Put the whole Tone Scale as represented in the Handbook for Preclears  — you know that chart in there? It has, over on the margin, it's got several extra emotions. Put the whole Tone Scale and feel it back from any and every mest object you could possibly contact and connect with. And hang out the window and throw it into — make, put that — emotions, various emotions, into people, and each time get it to a point where you can feel them back; until you're absolutely certain the emotion is in that person, and that you do feel it back. And so that one can put the second dynamic sensation into mest objects and people, and feel it back with such liberality as to leave no slightest doubt in his mind that it is really — there's lots of it and it's not scarce, and he doesn't have to hang on to a body until the end of time just because of it.

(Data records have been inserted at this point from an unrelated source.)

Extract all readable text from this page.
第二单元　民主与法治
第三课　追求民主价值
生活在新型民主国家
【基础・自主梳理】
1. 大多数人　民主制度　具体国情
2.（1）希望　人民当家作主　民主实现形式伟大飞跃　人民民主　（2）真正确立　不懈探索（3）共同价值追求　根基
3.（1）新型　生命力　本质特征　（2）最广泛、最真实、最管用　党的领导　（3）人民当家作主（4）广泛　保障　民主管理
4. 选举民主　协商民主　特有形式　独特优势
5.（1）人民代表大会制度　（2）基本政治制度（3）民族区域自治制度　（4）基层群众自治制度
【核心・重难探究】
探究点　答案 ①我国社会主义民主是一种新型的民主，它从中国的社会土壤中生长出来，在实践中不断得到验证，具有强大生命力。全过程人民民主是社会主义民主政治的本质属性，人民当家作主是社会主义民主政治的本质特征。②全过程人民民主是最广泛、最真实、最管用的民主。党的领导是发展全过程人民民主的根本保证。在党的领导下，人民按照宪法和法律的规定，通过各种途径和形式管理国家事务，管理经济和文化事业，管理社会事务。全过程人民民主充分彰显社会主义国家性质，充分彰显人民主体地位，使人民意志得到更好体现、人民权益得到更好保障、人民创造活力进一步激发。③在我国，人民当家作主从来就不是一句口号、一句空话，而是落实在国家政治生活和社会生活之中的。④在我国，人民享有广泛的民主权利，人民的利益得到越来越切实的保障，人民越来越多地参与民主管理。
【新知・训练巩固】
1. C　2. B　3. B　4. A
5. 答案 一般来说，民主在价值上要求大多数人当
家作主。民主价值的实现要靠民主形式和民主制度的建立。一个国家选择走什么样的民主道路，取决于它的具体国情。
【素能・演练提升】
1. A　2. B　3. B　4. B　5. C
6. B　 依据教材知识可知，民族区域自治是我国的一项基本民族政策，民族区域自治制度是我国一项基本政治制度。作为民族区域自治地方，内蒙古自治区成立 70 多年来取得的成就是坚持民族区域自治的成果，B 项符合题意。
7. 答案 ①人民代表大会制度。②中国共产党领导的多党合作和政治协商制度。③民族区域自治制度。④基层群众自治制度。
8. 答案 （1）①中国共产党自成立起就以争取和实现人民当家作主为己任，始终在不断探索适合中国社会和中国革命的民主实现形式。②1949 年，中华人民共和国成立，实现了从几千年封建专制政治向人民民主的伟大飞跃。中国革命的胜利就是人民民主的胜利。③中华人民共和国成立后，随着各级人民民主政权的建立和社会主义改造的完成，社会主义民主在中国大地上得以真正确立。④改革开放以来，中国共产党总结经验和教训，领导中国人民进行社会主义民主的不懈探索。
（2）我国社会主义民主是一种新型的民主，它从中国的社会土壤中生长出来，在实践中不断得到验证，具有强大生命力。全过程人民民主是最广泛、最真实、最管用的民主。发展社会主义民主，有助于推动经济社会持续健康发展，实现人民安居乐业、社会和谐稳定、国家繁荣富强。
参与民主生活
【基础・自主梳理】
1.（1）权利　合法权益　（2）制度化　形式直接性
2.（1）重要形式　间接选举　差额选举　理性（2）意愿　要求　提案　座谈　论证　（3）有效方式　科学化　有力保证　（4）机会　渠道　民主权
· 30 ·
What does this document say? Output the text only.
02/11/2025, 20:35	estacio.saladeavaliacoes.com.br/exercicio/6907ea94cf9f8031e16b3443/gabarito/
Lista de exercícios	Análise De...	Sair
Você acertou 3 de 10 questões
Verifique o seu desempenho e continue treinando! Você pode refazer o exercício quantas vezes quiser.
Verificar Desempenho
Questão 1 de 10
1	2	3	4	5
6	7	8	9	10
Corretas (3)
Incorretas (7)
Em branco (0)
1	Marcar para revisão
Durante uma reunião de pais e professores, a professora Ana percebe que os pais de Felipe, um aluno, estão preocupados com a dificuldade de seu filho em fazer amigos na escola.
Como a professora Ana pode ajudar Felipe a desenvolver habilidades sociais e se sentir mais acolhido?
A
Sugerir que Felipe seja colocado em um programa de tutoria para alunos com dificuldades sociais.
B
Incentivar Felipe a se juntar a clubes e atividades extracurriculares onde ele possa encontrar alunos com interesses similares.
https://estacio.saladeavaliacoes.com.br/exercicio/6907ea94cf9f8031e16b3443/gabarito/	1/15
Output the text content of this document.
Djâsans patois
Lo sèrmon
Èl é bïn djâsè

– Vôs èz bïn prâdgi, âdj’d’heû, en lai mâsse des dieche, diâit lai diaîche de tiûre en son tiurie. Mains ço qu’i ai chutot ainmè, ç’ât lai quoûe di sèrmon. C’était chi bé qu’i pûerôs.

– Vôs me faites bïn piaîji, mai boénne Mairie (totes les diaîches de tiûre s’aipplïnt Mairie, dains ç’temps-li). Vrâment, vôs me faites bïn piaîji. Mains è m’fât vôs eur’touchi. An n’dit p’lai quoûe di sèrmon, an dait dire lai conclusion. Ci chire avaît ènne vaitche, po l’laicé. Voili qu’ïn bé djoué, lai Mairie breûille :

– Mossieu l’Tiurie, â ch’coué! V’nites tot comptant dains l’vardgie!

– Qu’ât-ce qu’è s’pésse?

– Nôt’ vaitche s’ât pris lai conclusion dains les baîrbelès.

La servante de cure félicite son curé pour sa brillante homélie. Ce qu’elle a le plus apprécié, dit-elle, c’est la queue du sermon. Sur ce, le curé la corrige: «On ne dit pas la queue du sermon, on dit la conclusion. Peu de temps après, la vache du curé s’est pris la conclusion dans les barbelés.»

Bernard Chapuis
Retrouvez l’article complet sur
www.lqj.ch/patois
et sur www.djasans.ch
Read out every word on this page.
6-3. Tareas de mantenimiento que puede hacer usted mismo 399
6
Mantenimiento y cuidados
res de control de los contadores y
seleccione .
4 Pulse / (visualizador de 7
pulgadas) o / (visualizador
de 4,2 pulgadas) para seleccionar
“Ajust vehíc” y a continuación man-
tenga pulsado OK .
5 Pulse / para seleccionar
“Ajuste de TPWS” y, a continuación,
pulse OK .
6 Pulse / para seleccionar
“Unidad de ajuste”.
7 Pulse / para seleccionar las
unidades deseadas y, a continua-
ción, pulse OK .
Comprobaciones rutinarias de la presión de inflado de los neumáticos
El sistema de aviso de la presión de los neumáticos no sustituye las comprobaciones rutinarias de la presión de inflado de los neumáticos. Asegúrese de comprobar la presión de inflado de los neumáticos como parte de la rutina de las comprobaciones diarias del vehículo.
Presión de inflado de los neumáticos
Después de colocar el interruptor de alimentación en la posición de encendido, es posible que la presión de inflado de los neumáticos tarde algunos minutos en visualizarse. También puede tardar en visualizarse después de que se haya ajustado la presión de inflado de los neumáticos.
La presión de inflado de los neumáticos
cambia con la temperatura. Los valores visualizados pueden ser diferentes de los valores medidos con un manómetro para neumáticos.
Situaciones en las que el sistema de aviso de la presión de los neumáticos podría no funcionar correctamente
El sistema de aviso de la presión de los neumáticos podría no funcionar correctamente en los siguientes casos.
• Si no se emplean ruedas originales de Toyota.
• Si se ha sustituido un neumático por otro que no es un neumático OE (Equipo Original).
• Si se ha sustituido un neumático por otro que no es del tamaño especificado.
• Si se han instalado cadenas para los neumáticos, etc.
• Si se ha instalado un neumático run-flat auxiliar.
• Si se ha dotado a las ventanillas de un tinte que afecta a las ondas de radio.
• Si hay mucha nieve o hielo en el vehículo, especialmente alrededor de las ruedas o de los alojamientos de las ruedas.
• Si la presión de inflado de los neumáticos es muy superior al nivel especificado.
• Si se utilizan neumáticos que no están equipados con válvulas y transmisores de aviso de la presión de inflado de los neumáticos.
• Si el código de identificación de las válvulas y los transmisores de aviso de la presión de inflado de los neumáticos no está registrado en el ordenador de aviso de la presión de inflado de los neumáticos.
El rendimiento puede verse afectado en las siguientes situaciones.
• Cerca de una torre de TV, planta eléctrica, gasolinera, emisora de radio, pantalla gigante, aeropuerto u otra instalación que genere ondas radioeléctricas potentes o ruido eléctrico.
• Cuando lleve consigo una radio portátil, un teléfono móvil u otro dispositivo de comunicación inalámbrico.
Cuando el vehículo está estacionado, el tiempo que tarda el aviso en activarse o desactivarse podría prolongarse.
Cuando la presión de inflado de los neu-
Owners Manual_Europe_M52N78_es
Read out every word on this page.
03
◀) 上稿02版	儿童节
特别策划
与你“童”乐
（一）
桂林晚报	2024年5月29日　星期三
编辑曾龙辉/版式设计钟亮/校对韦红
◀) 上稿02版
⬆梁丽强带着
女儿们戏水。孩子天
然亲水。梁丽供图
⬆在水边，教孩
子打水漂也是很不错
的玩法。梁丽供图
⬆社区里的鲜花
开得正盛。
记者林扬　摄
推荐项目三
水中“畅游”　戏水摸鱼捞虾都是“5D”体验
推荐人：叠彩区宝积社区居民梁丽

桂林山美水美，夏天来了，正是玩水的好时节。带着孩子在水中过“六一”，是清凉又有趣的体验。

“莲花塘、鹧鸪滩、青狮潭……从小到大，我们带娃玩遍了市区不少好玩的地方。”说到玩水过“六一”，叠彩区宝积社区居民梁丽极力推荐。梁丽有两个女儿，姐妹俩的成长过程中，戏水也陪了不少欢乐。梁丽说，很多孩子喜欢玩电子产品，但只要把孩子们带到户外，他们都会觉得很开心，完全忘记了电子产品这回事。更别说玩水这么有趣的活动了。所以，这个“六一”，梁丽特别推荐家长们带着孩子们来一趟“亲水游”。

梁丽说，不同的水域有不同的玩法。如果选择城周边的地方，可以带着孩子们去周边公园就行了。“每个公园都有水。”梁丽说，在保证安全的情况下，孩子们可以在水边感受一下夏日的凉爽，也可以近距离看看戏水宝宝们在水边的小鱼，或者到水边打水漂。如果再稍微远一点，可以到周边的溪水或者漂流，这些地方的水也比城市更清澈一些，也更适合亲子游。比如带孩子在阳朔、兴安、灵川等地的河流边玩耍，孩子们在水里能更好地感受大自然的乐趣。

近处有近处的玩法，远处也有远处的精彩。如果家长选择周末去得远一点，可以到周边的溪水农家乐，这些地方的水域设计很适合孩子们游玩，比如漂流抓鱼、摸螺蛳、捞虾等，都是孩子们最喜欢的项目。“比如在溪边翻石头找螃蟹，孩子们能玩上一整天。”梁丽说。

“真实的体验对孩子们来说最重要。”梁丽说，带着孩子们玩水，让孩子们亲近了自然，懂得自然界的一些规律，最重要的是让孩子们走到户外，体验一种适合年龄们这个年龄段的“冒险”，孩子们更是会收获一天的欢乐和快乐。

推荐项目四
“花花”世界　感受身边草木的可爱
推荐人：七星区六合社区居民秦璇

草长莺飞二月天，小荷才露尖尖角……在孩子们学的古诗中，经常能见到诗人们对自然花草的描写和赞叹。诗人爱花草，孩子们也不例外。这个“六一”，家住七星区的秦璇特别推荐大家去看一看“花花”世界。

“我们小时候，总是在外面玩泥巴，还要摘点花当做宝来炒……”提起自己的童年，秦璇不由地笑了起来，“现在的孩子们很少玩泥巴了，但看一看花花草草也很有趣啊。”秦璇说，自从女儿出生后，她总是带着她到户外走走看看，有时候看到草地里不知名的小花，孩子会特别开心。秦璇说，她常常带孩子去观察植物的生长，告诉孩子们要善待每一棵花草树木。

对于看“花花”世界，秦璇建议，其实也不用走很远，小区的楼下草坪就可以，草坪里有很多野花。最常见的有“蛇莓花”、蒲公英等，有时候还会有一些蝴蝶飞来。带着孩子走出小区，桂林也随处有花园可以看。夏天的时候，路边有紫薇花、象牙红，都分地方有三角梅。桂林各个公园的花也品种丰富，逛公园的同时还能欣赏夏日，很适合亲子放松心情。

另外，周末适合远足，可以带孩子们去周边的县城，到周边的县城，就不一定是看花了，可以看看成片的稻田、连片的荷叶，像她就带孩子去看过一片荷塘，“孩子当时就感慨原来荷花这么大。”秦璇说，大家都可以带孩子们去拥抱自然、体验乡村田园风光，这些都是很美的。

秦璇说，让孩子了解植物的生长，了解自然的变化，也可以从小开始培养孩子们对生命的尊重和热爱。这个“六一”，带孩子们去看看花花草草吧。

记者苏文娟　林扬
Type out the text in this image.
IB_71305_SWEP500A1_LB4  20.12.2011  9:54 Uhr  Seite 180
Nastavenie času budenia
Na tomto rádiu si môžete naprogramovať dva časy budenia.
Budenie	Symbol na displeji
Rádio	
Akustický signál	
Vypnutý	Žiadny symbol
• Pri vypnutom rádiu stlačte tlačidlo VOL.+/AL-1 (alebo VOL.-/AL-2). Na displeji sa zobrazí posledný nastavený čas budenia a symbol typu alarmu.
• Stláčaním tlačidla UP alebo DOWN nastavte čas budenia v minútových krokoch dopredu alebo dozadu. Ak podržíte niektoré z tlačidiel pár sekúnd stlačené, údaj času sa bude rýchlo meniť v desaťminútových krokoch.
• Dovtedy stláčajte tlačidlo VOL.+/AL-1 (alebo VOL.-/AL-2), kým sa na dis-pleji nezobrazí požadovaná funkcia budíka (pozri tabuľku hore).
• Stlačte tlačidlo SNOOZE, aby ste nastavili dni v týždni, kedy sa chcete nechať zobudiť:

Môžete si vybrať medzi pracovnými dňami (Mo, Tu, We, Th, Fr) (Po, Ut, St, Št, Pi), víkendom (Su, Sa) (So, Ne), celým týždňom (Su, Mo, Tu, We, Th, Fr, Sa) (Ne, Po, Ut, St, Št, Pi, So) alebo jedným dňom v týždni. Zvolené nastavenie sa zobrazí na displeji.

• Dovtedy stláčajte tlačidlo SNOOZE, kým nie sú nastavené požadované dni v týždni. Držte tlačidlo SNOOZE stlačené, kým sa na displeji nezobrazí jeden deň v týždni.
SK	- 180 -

And that will speed up Theta Clearing like bullets out of a gun. That's right, because that's a lot of the reason people are being very careful of the body. And it's a lot of reason why people have bogged down, because of that doggone second dynamic sensation. It's a condensation of lookingness which inhibits people from perceiving.

I'm not knocking it apart, you understand. But I'm just saying the idea of trying to get this — trying to get it out of a body is, boy, that is — that's really a complicated problem for somebody. I mean, that was the silliest idea anybody ever had. The body has — it's fairly condensed, and lots of it. And the first time a thetan hit a body, pam! You see, that's the basic on blanketing. And an individual has to be very — you as an auditor have to be careful of that one, to make sure that the person is making it into these objects.

And how do you do it? You do it on just gradient scales. That's all. You just put a little bit of these various basic emotions, which are very easy for the preclear: center line — little bit of resentment — you know, take it easy. Little bit of resentment, little tiny bit of boredom, so on, until you're real — build it up. And then get the extreme emotions finally, like enthusiasm, apathy, terror and so on. Boy, what it does for a case to all of a sudden be able to look at a MEST object and it's radiating terror — but I mean radiating terror!

Of course, the final analysis of this is, you go down — you get real good at this, as good as you're going to have to get in the next two or three days. You get as good at this — I don't care whether you do it interior or exterior. If you can do it while exteriorized, wonderful; if you have — aren't exteriorized yet, well, do it anyway, because it won't mess up the bank. You can get to a point where you will suddenly look at somebody that's walking down the street and you say, "Terror," and feel it back.